Abstract

It has long been fashionable to believe that the Romans had little conception of natural beauty, and to assume that any sympathetic awareness of nature which they displayed could be accounted for in terms of their moral or utilitarian preconceptions. The moral relationship which in much of classical Greek literature was assumed to exist between man and nature had been reflected in and strengthened by the philosophical theories of Plato and, later, the Stoics. Yet this conception was already an anachronism by the time of the appearance of Lucretius' theory of Voluptas, and appears to have been progressively weakened in the later Republic and early Empire until in Ovid natural processes become the mere backcloth of human activity and emotion. Professor Segal has recently illustrated the employment of nature by Ovid as a literary symbol for the reflection of human emotion, and earlier work had revealed the emotional and moral attitudes to nature of Virgil and other poets, but it is questionable whether awareness of natural beauty as such, unalloyed by moral or emotional symbolism, is to be detected in Roman poetry, much less in Roman prose writing.

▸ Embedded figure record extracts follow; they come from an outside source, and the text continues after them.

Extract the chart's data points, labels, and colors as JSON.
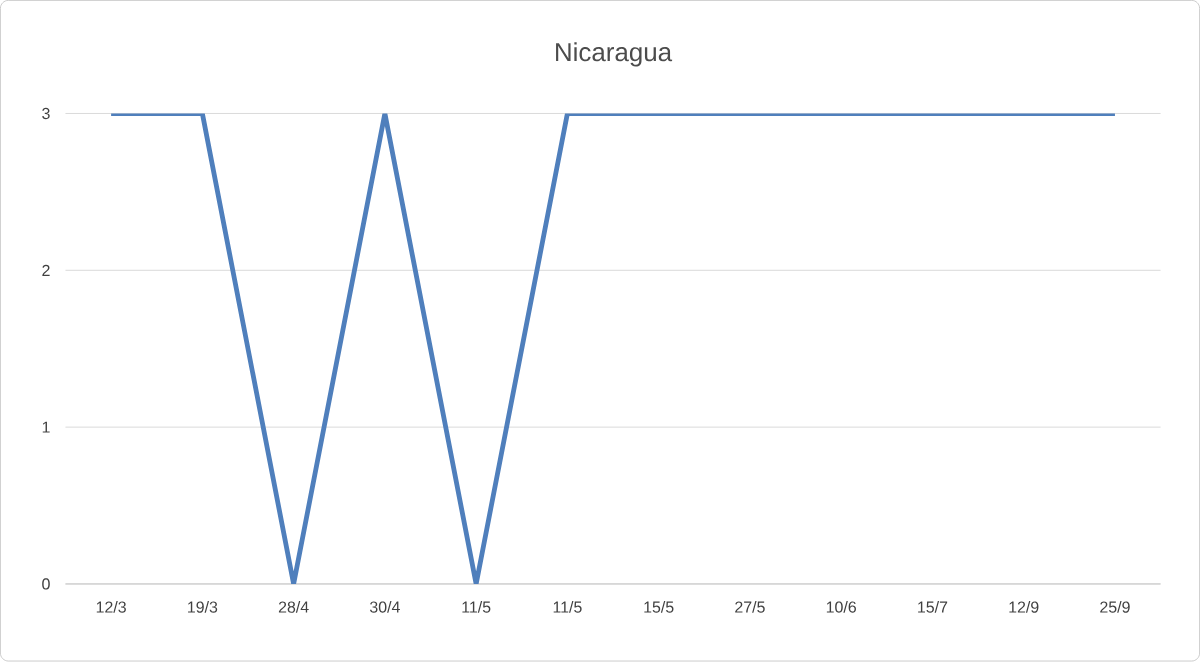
{
  "chart_data": {
    "type": "line",
    "title": "Nicaragua",
    "categories": [
      "12/3",
      "19/3",
      "28/4",
      "30/4",
      "11/5",
      "11/5",
      "15/5",
      "27/5",
      "10/6",
      "15/7",
      "12/9",
      "25/9"
    ],
    "series": [
      {
        "color": "#4f7fbc",
        "values": [
          3,
          3,
          0,
          3,
          0,
          3,
          3,
          3,
          3,
          3,
          3,
          3
        ]
      }
    ],
    "ylim": [
      0,
      3
    ],
    "yticks": [
      0,
      1,
      2,
      3
    ],
    "grid": "y",
    "marker": "none",
    "line_style": "solid"
  }
}
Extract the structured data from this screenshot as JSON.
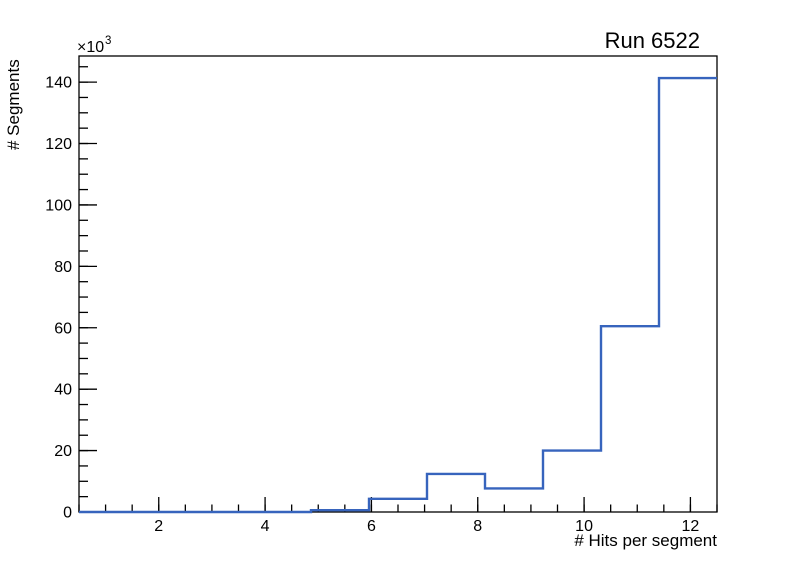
{
  "chart_data": {
    "type": "bar",
    "style": "step-histogram-outline",
    "title": "Run 6522",
    "xlabel": "# Hits per segment",
    "ylabel": "# Segments",
    "y_axis_exponent": {
      "base": "×10",
      "power": "3"
    },
    "bin_edges": [
      0.5,
      1.591,
      2.682,
      3.773,
      4.864,
      5.955,
      7.045,
      8.136,
      9.227,
      10.318,
      11.409,
      12.5
    ],
    "counts": [
      0,
      0,
      0,
      0,
      600,
      4300,
      12400,
      7700,
      20000,
      60500,
      141300
    ],
    "xlim": [
      0.5,
      12.5
    ],
    "ylim": [
      0,
      148500
    ],
    "x_major_ticks": [
      2,
      4,
      6,
      8,
      10,
      12
    ],
    "x_major_tick_labels": [
      "2",
      "4",
      "6",
      "8",
      "10",
      "12"
    ],
    "x_minor_tick_step": 0.5,
    "y_major_tick_step": 20000,
    "y_major_tick_labels": [
      "0",
      "20",
      "40",
      "60",
      "80",
      "100",
      "120",
      "140"
    ],
    "y_minor_tick_step": 5000,
    "grid": false,
    "legend_position": "none",
    "line_color": "#3764bd",
    "axis_color": "#000000",
    "background_color": "#ffffff"
  }
}
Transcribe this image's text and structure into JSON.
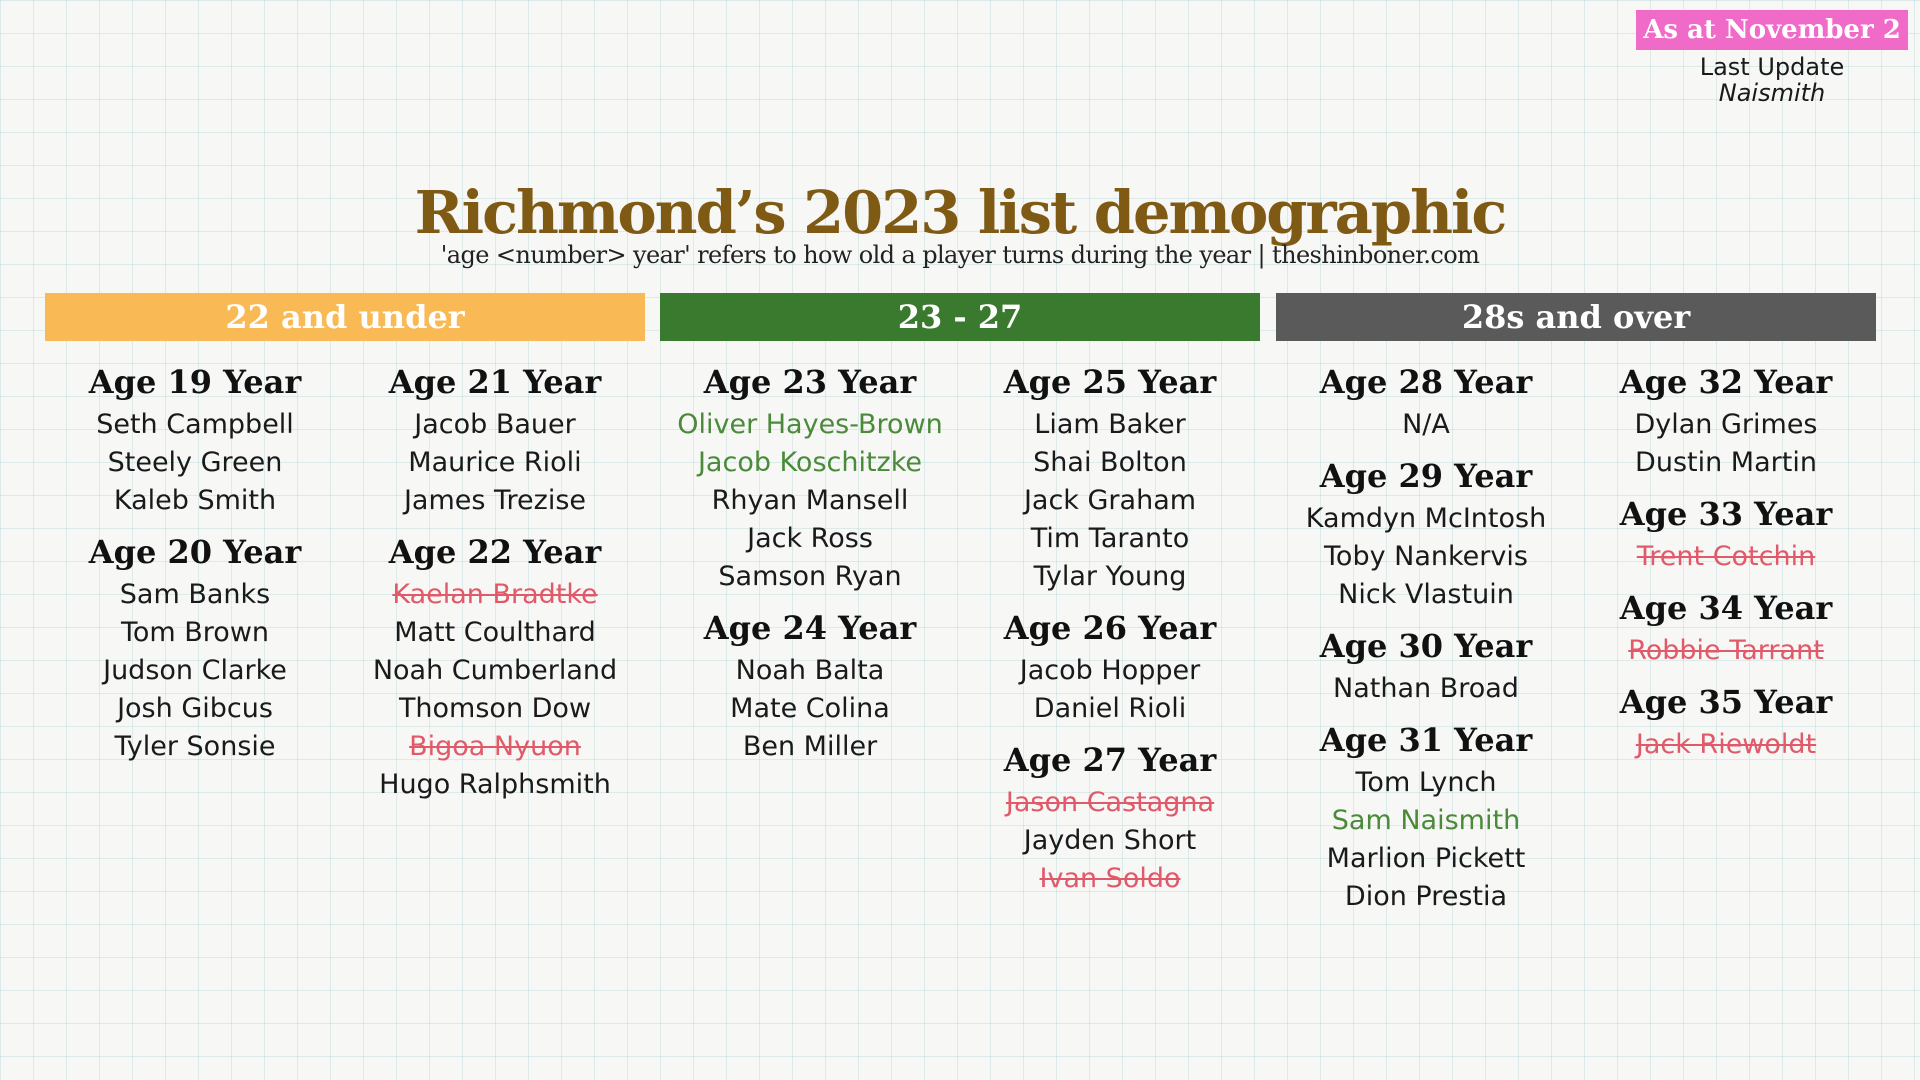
{
  "badge": "As at November 2",
  "last_update": {
    "label": "Last Update",
    "name": "Naismith"
  },
  "title": "Richmond’s 2023 list demographic",
  "subtitle": "'age <number> year' refers to how old a player turns during the year | theshinboner.com",
  "bands": [
    {
      "label": "22 and under",
      "color": "#f9b955"
    },
    {
      "label": "23 - 27",
      "color": "#3a7a2f"
    },
    {
      "label": "28s and over",
      "color": "#5a5a5a"
    }
  ],
  "columns": [
    {
      "groups": [
        {
          "heading": "Age 19 Year",
          "players": [
            {
              "name": "Seth Campbell",
              "status": "normal"
            },
            {
              "name": "Steely Green",
              "status": "normal"
            },
            {
              "name": "Kaleb Smith",
              "status": "normal"
            }
          ]
        },
        {
          "heading": "Age 20 Year",
          "players": [
            {
              "name": "Sam Banks",
              "status": "normal"
            },
            {
              "name": "Tom Brown",
              "status": "normal"
            },
            {
              "name": "Judson Clarke",
              "status": "normal"
            },
            {
              "name": "Josh Gibcus",
              "status": "normal"
            },
            {
              "name": "Tyler Sonsie",
              "status": "normal"
            }
          ]
        }
      ]
    },
    {
      "groups": [
        {
          "heading": "Age 21 Year",
          "players": [
            {
              "name": "Jacob Bauer",
              "status": "normal"
            },
            {
              "name": "Maurice Rioli",
              "status": "normal"
            },
            {
              "name": "James Trezise",
              "status": "normal"
            }
          ]
        },
        {
          "heading": "Age 22 Year",
          "players": [
            {
              "name": "Kaelan Bradtke",
              "status": "gone"
            },
            {
              "name": "Matt Coulthard",
              "status": "normal"
            },
            {
              "name": "Noah Cumberland",
              "status": "normal"
            },
            {
              "name": "Thomson Dow",
              "status": "normal"
            },
            {
              "name": "Bigoa Nyuon",
              "status": "gone"
            },
            {
              "name": "Hugo Ralphsmith",
              "status": "normal"
            }
          ]
        }
      ]
    },
    {
      "groups": [
        {
          "heading": "Age 23 Year",
          "players": [
            {
              "name": "Oliver Hayes-Brown",
              "status": "new"
            },
            {
              "name": "Jacob Koschitzke",
              "status": "new"
            },
            {
              "name": "Rhyan Mansell",
              "status": "normal"
            },
            {
              "name": "Jack Ross",
              "status": "normal"
            },
            {
              "name": "Samson Ryan",
              "status": "normal"
            }
          ]
        },
        {
          "heading": "Age 24 Year",
          "players": [
            {
              "name": "Noah Balta",
              "status": "normal"
            },
            {
              "name": "Mate Colina",
              "status": "normal"
            },
            {
              "name": "Ben Miller",
              "status": "normal"
            }
          ]
        }
      ]
    },
    {
      "groups": [
        {
          "heading": "Age 25 Year",
          "players": [
            {
              "name": "Liam Baker",
              "status": "normal"
            },
            {
              "name": "Shai Bolton",
              "status": "normal"
            },
            {
              "name": "Jack Graham",
              "status": "normal"
            },
            {
              "name": "Tim Taranto",
              "status": "normal"
            },
            {
              "name": "Tylar Young",
              "status": "normal"
            }
          ]
        },
        {
          "heading": "Age 26 Year",
          "players": [
            {
              "name": "Jacob Hopper",
              "status": "normal"
            },
            {
              "name": "Daniel Rioli",
              "status": "normal"
            }
          ]
        },
        {
          "heading": "Age 27 Year",
          "players": [
            {
              "name": "Jason Castagna",
              "status": "gone"
            },
            {
              "name": "Jayden Short",
              "status": "normal"
            },
            {
              "name": "Ivan Soldo",
              "status": "gone"
            }
          ]
        }
      ]
    },
    {
      "groups": [
        {
          "heading": "Age 28 Year",
          "players": [
            {
              "name": "N/A",
              "status": "normal"
            }
          ]
        },
        {
          "heading": "Age 29 Year",
          "players": [
            {
              "name": "Kamdyn McIntosh",
              "status": "normal"
            },
            {
              "name": "Toby Nankervis",
              "status": "normal"
            },
            {
              "name": "Nick Vlastuin",
              "status": "normal"
            }
          ]
        },
        {
          "heading": "Age 30 Year",
          "players": [
            {
              "name": "Nathan Broad",
              "status": "normal"
            }
          ]
        },
        {
          "heading": "Age 31 Year",
          "players": [
            {
              "name": "Tom Lynch",
              "status": "normal"
            },
            {
              "name": "Sam Naismith",
              "status": "new"
            },
            {
              "name": "Marlion Pickett",
              "status": "normal"
            },
            {
              "name": "Dion Prestia",
              "status": "normal"
            }
          ]
        }
      ]
    },
    {
      "groups": [
        {
          "heading": "Age 32 Year",
          "players": [
            {
              "name": "Dylan Grimes",
              "status": "normal"
            },
            {
              "name": "Dustin Martin",
              "status": "normal"
            }
          ]
        },
        {
          "heading": "Age 33 Year",
          "players": [
            {
              "name": "Trent Cotchin",
              "status": "gone"
            }
          ]
        },
        {
          "heading": "Age 34 Year",
          "players": [
            {
              "name": "Robbie Tarrant",
              "status": "gone"
            }
          ]
        },
        {
          "heading": "Age 35 Year",
          "players": [
            {
              "name": "Jack Riewoldt",
              "status": "gone"
            }
          ]
        }
      ]
    }
  ]
}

This view may be supported by a careful scrutiny of Roman literature, where the reader will find it difficult to locate any obvious similarity to some of the commonest modern reactions to natural beauty; and further practical confirmation of this attitude may perhaps be derived from the apparent disdain of the Roman road-builders for any of those concessions to natural contours made by twentieth-century rural conservationists.